China's consumer price index (CPI) ticked down in November due to the weakness in food and energy prices, according to Dong Lijuan, chief statistician with the National Bureau of Statistics.
The core CPI deducting food and energy prices inched up 0.6% in November from a year ago, registering the same growth rate with last month and continuing a mild upward trend.
The CPI slid 0.5% on a monthly basis, affected by ample supply of agricultural produce under mild temperature, slump in international oil prices and seasonal fall in service consumption like traveling.
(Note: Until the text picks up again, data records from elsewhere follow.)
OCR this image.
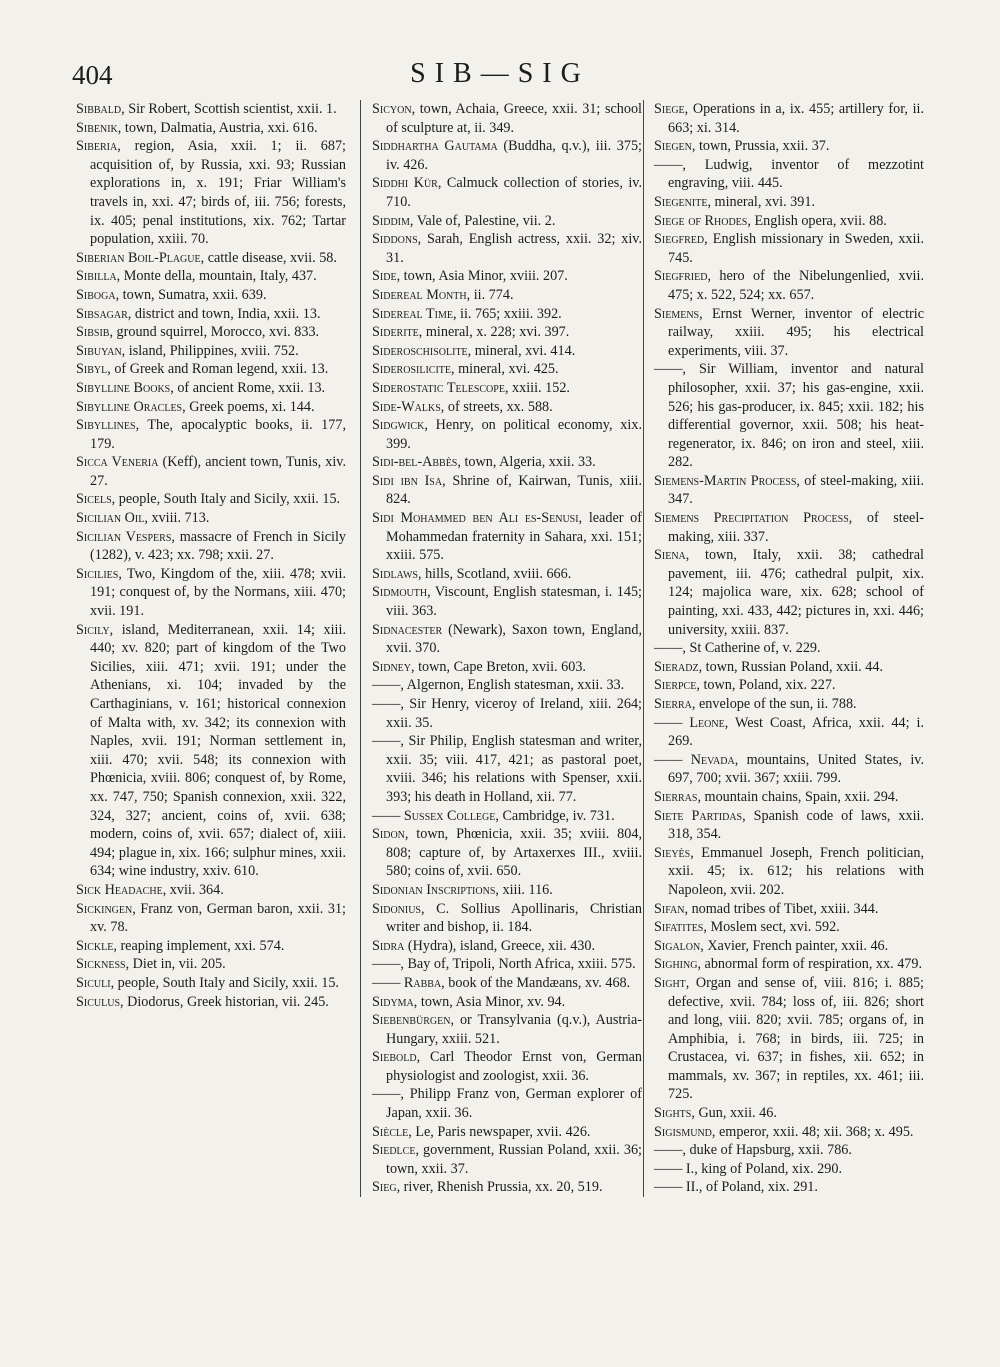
404	SIB—SIG

Sibbald, Sir Robert, Scottish scientist, xxii. 1.

Sibenik, town, Dalmatia, Austria, xxi. 616.

Siberia, region, Asia, xxii. 1; ii. 687; acquisition of, by Russia, xxi. 93; Russian explorations in, x. 191; Friar William's travels in, xxi. 47; birds of, iii. 756; forests, ix. 405; penal institutions, xix. 762; Tartar population, xxiii. 70.

Siberian Boil-Plague, cattle disease, xvii. 58.

Sibilla, Monte della, mountain, Italy, 437.

Siboga, town, Sumatra, xxii. 639.

Sibsagar, district and town, India, xxii. 13.

Sibsib, ground squirrel, Morocco, xvi. 833.

Sibuyan, island, Philippines, xviii. 752.

Sibyl, of Greek and Roman legend, xxii. 13.

Sibylline Books, of ancient Rome, xxii. 13.

Sibylline Oracles, Greek poems, xi. 144.

Sibyllines, The, apocalyptic books, ii. 177, 179.

Sicca Veneria (Keff), ancient town, Tunis, xiv. 27.

Sicels, people, South Italy and Sicily, xxii. 15.

Sicilian Oil, xviii. 713.

Sicilian Vespers, massacre of French in Sicily (1282), v. 423; xx. 798; xxii. 27.

Sicilies, Two, Kingdom of the, xiii. 478; xvii. 191; conquest of, by the Normans, xiii. 470; xvii. 191.

Sicily, island, Mediterranean, xxii. 14; xiii. 440; xv. 820; part of kingdom of the Two Sicilies, xiii. 471; xvii. 191; under the Athenians, xi. 104; invaded by the Carthaginians, v. 161; historical connexion of Malta with, xv. 342; its connexion with Naples, xvii. 191; Norman settlement in, xiii. 470; xvii. 548; its connexion with Phœnicia, xviii. 806; conquest of, by Rome, xx. 747, 750; Spanish connexion, xxii. 322, 324, 327; ancient, coins of, xvii. 638; modern, coins of, xvii. 657; dialect of, xiii. 494; plague in, xix. 166; sulphur mines, xxii. 634; wine industry, xxiv. 610.

Sick Headache, xvii. 364.

Sickingen, Franz von, German baron, xxii. 31; xv. 78.

Sickle, reaping implement, xxi. 574.

Sickness, Diet in, vii. 205.

Siculi, people, South Italy and Sicily, xxii. 15.

Siculus, Diodorus, Greek historian, vii. 245.

Sicyon, town, Achaia, Greece, xxii. 31; school of sculpture at, ii. 349.

Siddhartha Gautama (Buddha, q.v.), iii. 375; iv. 426.

Siddhi Kür, Calmuck collection of stories, iv. 710.

Siddim, Vale of, Palestine, vii. 2.

Siddons, Sarah, English actress, xxii. 32; xiv. 31.

Side, town, Asia Minor, xviii. 207.

Sidereal Month, ii. 774.

Sidereal Time, ii. 765; xxiii. 392.

Siderite, mineral, x. 228; xvi. 397.

Sideroschisolite, mineral, xvi. 414.

Siderosilicite, mineral, xvi. 425.

Siderostatic Telescope, xxiii. 152.

Side-Walks, of streets, xx. 588.

Sidgwick, Henry, on political economy, xix. 399.

Sidi-bel-Abbès, town, Algeria, xxii. 33.

Sidi ibn Isa, Shrine of, Kairwan, Tunis, xiii. 824.

Sidi Mohammed ben Ali es-Senusi, leader of Mohammedan fraternity in Sahara, xxi. 151; xxiii. 575.

Sidlaws, hills, Scotland, xviii. 666.

Sidmouth, Viscount, English statesman, i. 145; viii. 363.

Sidnacester (Newark), Saxon town, England, xvii. 370.

Sidney, town, Cape Breton, xvii. 603.

——, Algernon, English statesman, xxii. 33.

——, Sir Henry, viceroy of Ireland, xiii. 264; xxii. 35.

——, Sir Philip, English statesman and writer, xxii. 35; viii. 417, 421; as pastoral poet, xviii. 346; his relations with Spenser, xxii. 393; his death in Holland, xii. 77.

—— Sussex College, Cambridge, iv. 731.

Sidon, town, Phœnicia, xxii. 35; xviii. 804, 808; capture of, by Artaxerxes III., xviii. 580; coins of, xvii. 650.

Sidonian Inscriptions, xiii. 116.

Sidonius, C. Sollius Apollinaris, Christian writer and bishop, ii. 184.

Sidra (Hydra), island, Greece, xii. 430.

——, Bay of, Tripoli, North Africa, xxiii. 575.

—— Rabba, book of the Mandæans, xv. 468.

Sidyma, town, Asia Minor, xv. 94.

Siebenbürgen, or Transylvania (q.v.), Austria-Hungary, xxiii. 521.

Siebold, Carl Theodor Ernst von, German physiologist and zoologist, xxii. 36.

——, Philipp Franz von, German explorer of Japan, xxii. 36.

Siècle, Le, Paris newspaper, xvii. 426.

Siedlce, government, Russian Poland, xxii. 36; town, xxii. 37.

Sieg, river, Rhenish Prussia, xx. 20, 519.

Siege, Operations in a, ix. 455; artillery for, ii. 663; xi. 314.

Siegen, town, Prussia, xxii. 37.

——, Ludwig, inventor of mezzotint engraving, viii. 445.

Siegenite, mineral, xvi. 391.

Siege of Rhodes, English opera, xvii. 88.

Siegfred, English missionary in Sweden, xxii. 745.

Siegfried, hero of the Nibelungenlied, xvii. 475; x. 522, 524; xx. 657.

Siemens, Ernst Werner, inventor of electric railway, xxiii. 495; his electrical experiments, viii. 37.

——, Sir William, inventor and natural philosopher, xxii. 37; his gas-engine, xxii. 526; his gas-producer, ix. 845; xxii. 182; his differential governor, xxii. 508; his heat-regenerator, ix. 846; on iron and steel, xiii. 282.

Siemens-Martin Process, of steel-making, xiii. 347.

Siemens Precipitation Process, of steel-making, xiii. 337.

Siena, town, Italy, xxii. 38; cathedral pavement, iii. 476; cathedral pulpit, xix. 124; majolica ware, xix. 628; school of painting, xxi. 433, 442; pictures in, xxi. 446; university, xxiii. 837.

——, St Catherine of, v. 229.

Sieradz, town, Russian Poland, xxii. 44.

Sierpce, town, Poland, xix. 227.

Sierra, envelope of the sun, ii. 788.

—— Leone, West Coast, Africa, xxii. 44; i. 269.

—— Nevada, mountains, United States, iv. 697, 700; xvii. 367; xxiii. 799.

Sierras, mountain chains, Spain, xxii. 294.

Siete Partidas, Spanish code of laws, xxii. 318, 354.

Sieyès, Emmanuel Joseph, French politician, xxii. 45; ix. 612; his relations with Napoleon, xvii. 202.

Sifan, nomad tribes of Tibet, xxiii. 344.

Sifatites, Moslem sect, xvi. 592.

Sigalon, Xavier, French painter, xxii. 46.

Sighing, abnormal form of respiration, xx. 479.

Sight, Organ and sense of, viii. 816; i. 885; defective, xvii. 784; loss of, iii. 826; short and long, viii. 820; xvii. 785; organs of, in Amphibia, i. 768; in birds, iii. 725; in Crustacea, vi. 637; in fishes, xii. 652; in mammals, xv. 367; in reptiles, xx. 461; iii. 725.

Sights, Gun, xxii. 46.

Sigismund, emperor, xxii. 48; xii. 368; x. 495.

——, duke of Hapsburg, xxii. 786.

—— I., king of Poland, xix. 290.

—— II., of Poland, xix. 291.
The CPI fell 0.5% on a yearly basis, by 0.3 percentage points larger than the reduction in October, with the drag force from the decline in energy prices increasing by 0.19 percentage points.
China's producer price index (PPI) in November ticked down from October and saw the year-on-year reduction expand, owing to the fall in international oil prices and soft demand for some industrial products.
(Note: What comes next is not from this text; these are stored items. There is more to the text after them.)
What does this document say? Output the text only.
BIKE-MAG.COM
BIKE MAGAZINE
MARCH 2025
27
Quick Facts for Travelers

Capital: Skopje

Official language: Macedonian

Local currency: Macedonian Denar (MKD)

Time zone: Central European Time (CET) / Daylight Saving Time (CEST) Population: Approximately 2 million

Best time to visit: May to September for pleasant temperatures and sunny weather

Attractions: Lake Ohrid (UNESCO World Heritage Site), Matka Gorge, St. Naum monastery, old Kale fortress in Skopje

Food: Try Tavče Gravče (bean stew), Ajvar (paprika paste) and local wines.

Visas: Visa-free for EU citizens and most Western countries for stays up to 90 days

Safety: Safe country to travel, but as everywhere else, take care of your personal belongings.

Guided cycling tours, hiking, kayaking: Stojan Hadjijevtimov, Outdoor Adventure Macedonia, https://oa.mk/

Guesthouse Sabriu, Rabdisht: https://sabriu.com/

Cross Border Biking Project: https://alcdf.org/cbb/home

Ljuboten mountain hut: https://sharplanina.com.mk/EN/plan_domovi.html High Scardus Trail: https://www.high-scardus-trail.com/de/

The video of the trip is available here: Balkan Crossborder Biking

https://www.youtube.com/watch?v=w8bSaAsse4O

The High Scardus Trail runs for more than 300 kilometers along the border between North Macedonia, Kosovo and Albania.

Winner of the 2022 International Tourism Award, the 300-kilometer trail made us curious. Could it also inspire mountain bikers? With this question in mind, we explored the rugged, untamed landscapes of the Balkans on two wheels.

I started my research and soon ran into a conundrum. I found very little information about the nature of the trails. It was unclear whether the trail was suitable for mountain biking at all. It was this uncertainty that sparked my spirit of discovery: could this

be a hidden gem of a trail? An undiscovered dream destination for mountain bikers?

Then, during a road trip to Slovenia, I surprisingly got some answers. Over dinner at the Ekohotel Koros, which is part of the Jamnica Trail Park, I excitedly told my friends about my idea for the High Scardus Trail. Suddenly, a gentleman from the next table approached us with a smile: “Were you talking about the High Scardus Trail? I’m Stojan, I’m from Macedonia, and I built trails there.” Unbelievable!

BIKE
The PPI ticked down 0.3% month on month in November, after keeping flat in October. In contrast, prices of coal mining and washing industry ticked up 0.3% from a month ago.
PPI's year-on-year reduction widened by 0.4 percentage points to 3.0% in November. Coal mining and washing industry prices tumbled 15.8% in November and 11.5% during January-November.
The average PPI during January-November was 3.1% lower over the same period of last year.